Q: How easy is it to switch off afterwards?

A: Like heartbreak after your first love, with “Mirzya” it took a lot of time. With later heartbreaks, you learn more easily to move on! Besides, Bhavesh Joshi is a lad who was more contemporary, like me, and he lived in Mumbai.

Q: Have you reflected on the failure of “Mirzya” and its reasons?

A: I love the film and find it beautiful. But I do not deny that it was completely art-house, though I got to work with one of the finest writers in Gulzar-sir and directors in Rakeysh (Omprakash Mehra)-sir. Indian films tend to be dialogue-heavy, and things need to be explained. “Mirzya” was visually beautiful but relied on silences. It ended up being abstract.”

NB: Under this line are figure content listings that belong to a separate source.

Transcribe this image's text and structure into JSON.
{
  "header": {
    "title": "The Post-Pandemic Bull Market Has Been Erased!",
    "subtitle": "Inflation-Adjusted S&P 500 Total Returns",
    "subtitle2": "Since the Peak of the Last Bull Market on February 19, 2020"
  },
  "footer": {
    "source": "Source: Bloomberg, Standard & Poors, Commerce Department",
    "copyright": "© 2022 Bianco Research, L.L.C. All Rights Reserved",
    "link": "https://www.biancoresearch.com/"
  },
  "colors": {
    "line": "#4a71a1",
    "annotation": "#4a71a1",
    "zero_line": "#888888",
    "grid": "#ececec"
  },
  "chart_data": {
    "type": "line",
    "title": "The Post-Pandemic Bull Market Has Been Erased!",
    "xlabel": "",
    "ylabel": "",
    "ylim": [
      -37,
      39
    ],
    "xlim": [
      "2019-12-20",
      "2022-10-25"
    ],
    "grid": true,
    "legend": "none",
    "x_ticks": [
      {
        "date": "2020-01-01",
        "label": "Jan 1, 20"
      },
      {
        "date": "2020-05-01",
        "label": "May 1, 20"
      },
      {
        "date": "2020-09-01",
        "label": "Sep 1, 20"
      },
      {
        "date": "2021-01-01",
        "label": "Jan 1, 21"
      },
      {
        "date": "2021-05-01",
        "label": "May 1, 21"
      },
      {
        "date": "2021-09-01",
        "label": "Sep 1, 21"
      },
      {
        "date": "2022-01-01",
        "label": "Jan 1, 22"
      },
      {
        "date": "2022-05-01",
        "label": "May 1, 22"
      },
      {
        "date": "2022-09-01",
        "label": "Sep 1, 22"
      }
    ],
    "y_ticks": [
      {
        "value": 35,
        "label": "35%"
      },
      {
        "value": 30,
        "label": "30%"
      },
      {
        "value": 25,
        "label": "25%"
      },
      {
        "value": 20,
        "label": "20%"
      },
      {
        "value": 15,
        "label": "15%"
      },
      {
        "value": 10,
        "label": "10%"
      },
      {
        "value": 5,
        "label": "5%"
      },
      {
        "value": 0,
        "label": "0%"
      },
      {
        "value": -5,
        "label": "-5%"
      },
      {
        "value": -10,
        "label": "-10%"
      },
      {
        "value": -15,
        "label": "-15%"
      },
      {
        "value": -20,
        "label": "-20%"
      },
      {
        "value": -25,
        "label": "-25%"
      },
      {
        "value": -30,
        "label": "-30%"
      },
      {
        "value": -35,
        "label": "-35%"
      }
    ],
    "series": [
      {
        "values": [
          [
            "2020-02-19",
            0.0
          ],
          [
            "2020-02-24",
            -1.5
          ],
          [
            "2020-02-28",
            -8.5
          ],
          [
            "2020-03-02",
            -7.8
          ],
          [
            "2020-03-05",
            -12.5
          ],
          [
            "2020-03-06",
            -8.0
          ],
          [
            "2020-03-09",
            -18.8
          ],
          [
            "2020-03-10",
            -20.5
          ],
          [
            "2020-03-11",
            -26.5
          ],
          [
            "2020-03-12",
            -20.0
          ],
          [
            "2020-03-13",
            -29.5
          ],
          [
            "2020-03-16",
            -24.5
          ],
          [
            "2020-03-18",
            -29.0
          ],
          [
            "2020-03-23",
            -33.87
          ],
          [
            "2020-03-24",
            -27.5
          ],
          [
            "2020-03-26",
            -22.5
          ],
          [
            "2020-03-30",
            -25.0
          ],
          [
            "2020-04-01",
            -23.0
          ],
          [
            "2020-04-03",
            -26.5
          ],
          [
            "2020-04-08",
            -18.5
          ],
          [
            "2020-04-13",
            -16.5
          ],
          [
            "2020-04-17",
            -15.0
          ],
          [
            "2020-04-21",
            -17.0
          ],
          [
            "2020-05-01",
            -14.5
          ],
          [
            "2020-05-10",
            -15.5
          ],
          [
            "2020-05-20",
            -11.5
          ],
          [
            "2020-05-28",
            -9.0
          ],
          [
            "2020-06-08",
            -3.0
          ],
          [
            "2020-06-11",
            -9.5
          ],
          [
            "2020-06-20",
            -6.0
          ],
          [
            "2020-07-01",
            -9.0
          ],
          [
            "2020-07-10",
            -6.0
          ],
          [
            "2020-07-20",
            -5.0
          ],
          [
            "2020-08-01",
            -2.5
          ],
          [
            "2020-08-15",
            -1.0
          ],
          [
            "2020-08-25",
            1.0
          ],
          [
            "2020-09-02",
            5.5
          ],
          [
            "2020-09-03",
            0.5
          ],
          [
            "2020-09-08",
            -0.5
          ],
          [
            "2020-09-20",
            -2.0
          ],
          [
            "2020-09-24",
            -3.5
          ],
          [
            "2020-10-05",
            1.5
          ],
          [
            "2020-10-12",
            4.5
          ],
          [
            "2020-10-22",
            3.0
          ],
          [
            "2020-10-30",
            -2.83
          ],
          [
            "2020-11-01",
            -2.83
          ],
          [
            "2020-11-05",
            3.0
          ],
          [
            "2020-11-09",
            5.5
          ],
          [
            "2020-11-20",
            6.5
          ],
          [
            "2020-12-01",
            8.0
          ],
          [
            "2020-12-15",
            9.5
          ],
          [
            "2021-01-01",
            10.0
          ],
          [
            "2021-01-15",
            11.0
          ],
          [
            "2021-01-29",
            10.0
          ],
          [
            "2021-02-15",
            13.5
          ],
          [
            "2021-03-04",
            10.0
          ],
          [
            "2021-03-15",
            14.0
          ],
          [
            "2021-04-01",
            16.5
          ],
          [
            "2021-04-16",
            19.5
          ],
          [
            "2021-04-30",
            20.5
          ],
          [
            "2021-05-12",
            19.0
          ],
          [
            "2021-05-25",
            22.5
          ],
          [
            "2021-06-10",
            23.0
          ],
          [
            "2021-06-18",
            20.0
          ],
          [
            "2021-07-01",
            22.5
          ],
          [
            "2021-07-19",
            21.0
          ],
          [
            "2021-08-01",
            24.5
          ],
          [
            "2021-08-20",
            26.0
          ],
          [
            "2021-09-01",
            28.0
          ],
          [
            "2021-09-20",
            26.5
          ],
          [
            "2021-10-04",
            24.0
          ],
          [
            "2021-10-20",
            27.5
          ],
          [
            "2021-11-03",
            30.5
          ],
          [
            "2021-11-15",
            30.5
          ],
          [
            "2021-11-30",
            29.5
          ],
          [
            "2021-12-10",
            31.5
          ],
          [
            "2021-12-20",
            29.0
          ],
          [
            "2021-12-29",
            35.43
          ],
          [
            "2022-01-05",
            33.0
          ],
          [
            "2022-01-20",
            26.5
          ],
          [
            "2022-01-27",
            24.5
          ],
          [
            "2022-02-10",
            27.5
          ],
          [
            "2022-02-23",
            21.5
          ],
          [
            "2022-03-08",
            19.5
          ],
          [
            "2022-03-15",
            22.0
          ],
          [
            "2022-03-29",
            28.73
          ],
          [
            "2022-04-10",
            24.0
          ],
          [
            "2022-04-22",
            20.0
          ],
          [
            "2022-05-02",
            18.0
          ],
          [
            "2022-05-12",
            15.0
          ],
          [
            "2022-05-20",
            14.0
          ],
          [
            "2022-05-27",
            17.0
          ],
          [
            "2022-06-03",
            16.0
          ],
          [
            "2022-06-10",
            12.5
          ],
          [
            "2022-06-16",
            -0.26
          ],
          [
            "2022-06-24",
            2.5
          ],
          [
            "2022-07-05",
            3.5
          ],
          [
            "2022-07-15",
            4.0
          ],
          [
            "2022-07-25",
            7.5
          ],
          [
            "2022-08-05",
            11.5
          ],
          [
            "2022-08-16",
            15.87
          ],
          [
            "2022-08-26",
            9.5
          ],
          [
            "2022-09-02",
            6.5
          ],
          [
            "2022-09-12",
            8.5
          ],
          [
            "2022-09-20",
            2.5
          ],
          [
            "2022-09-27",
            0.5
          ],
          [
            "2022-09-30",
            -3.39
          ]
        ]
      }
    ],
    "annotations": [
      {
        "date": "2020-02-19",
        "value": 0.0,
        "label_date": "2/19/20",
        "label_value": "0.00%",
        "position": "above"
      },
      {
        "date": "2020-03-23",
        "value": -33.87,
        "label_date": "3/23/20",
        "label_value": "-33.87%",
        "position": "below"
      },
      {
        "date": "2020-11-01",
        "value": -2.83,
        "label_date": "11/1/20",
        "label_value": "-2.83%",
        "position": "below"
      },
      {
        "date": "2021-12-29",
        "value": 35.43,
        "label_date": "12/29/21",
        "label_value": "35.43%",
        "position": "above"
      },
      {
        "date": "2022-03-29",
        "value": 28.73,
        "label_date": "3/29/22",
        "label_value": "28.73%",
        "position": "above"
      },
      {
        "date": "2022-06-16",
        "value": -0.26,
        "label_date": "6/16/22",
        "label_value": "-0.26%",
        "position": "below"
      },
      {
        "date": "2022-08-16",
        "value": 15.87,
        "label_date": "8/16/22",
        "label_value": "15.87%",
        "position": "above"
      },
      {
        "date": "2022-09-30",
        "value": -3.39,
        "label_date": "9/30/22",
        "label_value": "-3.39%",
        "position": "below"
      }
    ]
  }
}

Q: What about “Bhavesh Joshi?”

A: In that sense, it is a purely commercial film. It has action, comedy, romance and music, but it is real and relatable. In that sense, it is a word-of-mouth film and not a first-weekend movie. But I want the film to work because it will make things easy for me to do the kind of movies I want to do. I have now studied screenplay, audience likes and dislikes and the ‘do’s’ and don’ts.

Q: Are you modeling your career along your father’s lines, where he initially mixed offbeat with mainstream films?

A: My father did all kinds of movies, and he knew his craft so well that he did not have to be convinced about a character. I haven’t reached that level yet, and maybe I will open up with time. Today, I cannot fake it and have to be completely convinced about the story and my role.

Q: But you do one film at a time. Your father could develop as an actor, and his range could be noticed quickly by doing six films together. For example, he did “Ram Lakhan,” “Eeshwar” and “Parinda” in the same year.

A (Nods): Yes, but things are different today than in my father’s time. I prepped for “Mirzya” for 18 months and shot for 90 days, and shot for “Bhavesh Joshi…” for 80 days after prepping for 45 days. I am learning shooting with an air-rifle for “Bindra,” which is my next film now.

Q: And you are working with him in it.

A: Yes, I am happy to work with my father in “Bindra,” and would love to do a film with Sonam as well. In fact, I would love a script like a family film with all three of us. I would also love to do relatable horror film, a straight-faced, witty comedy and light films. I am exhausted after my first two intense movies, and I think I will be dead by the time I am done with “Bindra,” which is the biopic of businessman and Olympic air-rifle shooter Abhinav Bindra!